In accordance with the regulatory requirements provided at 45 CFR 75.113 and 2 CFR Part 200.113 and Appendix XII to 45 CFR Part 75 and 2 CFR Part 200, recipients that have currently active Federal grants, cooperative agreements, and procurement contracts from all Federal awarding agencies with a cumulative total value greater than $10,000,000 for any period of time during the period of performance of a Federal award, must report and maintain the currency of information reported in the System for Award Management (SAM)about civil, criminal, and administrative proceedings in connection with the award or performance of a Federal award that reached final disposition within the most recent five-year period. The recipient must also make semiannual disclosures regarding such proceedings. Proceedings information will be made publicly available in the designated integrity and performance system (currently FAPIIS). This is a statutory requirement under section 872 of Public Law 110-417, as amended (41 U.S.C. 2313). As required by section 3010 of Public Law 111-212, all information posted in the designated integrity and performance system on or after April 15, 2011, except past performance reviews required for Federal procurement contracts, will be publicly available. Full reporting requirements and procedures are found in Appendix XII to 45 CFR Part 75and 2 CFR Part 200 – Award Term and Condition for Recipient Integrity and Performance Matters.

Section VII. Agency Contacts

We encourage inquiries concerning this funding opportunity and welcome the opportunity to answer questions from potential applicants.
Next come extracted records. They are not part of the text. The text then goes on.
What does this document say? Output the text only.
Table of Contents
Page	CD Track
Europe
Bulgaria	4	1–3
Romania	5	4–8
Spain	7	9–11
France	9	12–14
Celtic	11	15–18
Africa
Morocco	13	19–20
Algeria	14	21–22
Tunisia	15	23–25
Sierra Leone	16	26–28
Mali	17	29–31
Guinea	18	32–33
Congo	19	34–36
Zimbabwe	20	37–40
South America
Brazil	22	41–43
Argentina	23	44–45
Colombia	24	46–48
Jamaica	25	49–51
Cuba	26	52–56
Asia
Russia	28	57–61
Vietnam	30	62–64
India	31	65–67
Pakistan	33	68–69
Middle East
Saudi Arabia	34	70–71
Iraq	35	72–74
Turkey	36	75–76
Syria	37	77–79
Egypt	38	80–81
eRA Service Desk (Questions regarding ASSIST, eRA Commons, application errors and warnings, documenting system problems that threaten submission by the due date, and post-submission issues)
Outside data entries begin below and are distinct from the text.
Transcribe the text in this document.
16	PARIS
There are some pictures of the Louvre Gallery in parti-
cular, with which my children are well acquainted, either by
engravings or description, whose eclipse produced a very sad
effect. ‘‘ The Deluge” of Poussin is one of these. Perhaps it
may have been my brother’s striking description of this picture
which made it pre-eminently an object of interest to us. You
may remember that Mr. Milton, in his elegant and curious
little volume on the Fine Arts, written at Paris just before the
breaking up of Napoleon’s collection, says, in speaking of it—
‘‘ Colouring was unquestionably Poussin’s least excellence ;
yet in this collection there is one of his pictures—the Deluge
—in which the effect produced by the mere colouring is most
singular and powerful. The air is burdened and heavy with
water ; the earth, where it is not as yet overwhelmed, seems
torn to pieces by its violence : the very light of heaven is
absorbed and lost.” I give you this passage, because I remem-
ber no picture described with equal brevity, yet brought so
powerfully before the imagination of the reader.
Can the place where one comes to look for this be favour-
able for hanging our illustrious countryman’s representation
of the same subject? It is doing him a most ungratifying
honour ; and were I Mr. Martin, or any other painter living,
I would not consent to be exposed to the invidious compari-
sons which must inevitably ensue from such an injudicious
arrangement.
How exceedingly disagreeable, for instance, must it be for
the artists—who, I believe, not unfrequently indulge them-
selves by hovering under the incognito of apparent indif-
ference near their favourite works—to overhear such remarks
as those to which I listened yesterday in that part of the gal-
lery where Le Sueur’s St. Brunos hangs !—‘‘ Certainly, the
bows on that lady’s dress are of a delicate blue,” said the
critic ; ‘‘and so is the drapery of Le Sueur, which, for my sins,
Finding Help Online: http://grants.nih.gov/support/ (preferred method of contact)
Telephone: 301-402-7469 or 866-504-9552 (Toll Free)
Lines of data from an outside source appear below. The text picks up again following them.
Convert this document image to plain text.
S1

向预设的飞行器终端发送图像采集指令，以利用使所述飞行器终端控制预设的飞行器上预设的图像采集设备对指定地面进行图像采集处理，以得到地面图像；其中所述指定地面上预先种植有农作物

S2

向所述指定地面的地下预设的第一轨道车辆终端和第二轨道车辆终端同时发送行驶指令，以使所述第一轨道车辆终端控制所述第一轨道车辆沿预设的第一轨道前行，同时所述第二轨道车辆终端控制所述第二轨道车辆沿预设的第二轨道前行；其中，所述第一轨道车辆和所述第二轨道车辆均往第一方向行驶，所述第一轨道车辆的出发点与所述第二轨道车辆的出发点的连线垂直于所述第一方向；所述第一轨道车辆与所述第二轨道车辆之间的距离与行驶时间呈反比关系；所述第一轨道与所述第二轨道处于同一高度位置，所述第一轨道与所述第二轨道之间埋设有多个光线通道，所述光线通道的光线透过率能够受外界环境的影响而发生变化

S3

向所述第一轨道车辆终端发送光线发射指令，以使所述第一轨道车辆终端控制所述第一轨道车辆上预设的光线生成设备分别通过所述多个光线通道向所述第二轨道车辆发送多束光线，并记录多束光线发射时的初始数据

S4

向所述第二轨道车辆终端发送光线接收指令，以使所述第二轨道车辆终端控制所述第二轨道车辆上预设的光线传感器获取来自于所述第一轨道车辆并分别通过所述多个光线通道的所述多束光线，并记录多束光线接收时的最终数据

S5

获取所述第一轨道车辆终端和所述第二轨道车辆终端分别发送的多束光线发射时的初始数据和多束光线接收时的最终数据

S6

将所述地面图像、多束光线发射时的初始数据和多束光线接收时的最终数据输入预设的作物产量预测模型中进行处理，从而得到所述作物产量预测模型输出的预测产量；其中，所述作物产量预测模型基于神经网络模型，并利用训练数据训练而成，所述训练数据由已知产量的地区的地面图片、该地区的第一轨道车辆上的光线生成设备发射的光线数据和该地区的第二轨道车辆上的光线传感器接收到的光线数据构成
General Grants Information (Questions regarding application instructions, application processes, and NIH grant resources)
Email: GrantsInfo@nih.gov (preferred method of contact)
Telephone: 301-945-7573

Grants.gov Customer Support (Questions regarding Grants.gov registration and Workspace)
Contact Center Telephone: 800-518-4726
Email: support@grants.gov

Wen Chen, Ph.D.
National Center for Complementary and Integrative Health (NCCIH)
Telephone: 301-451-3989
Email: sparc-v@od.nih.gov

Center for Scientific Review (CSR)

Email: FOAReviewContact@csr.nih.gov

Shelley Headley
National Center for Complementary and Integrative Health (NCCIH))
Telephone: 301-594-3788
Email: shelley.headley@nih.gov

Section VIII. Other Information

Recently issued trans-NIH policy notices may affect your application submission. A full list of policy notices published by NIH is provided in the NIH Guide for Grants and Contracts. All awards are subject to the terms and conditions, cost principles, and other considerations described in the NIH Grants Policy Statement.

Awards are made under the authorization of Sections 301 and 405 of the Public Health Service Act as amended (42 USC 241 and 284) and under Federal Regulations 42 CFR Part 52 and 45 CFR Part 75 and 2 CFR Part 200.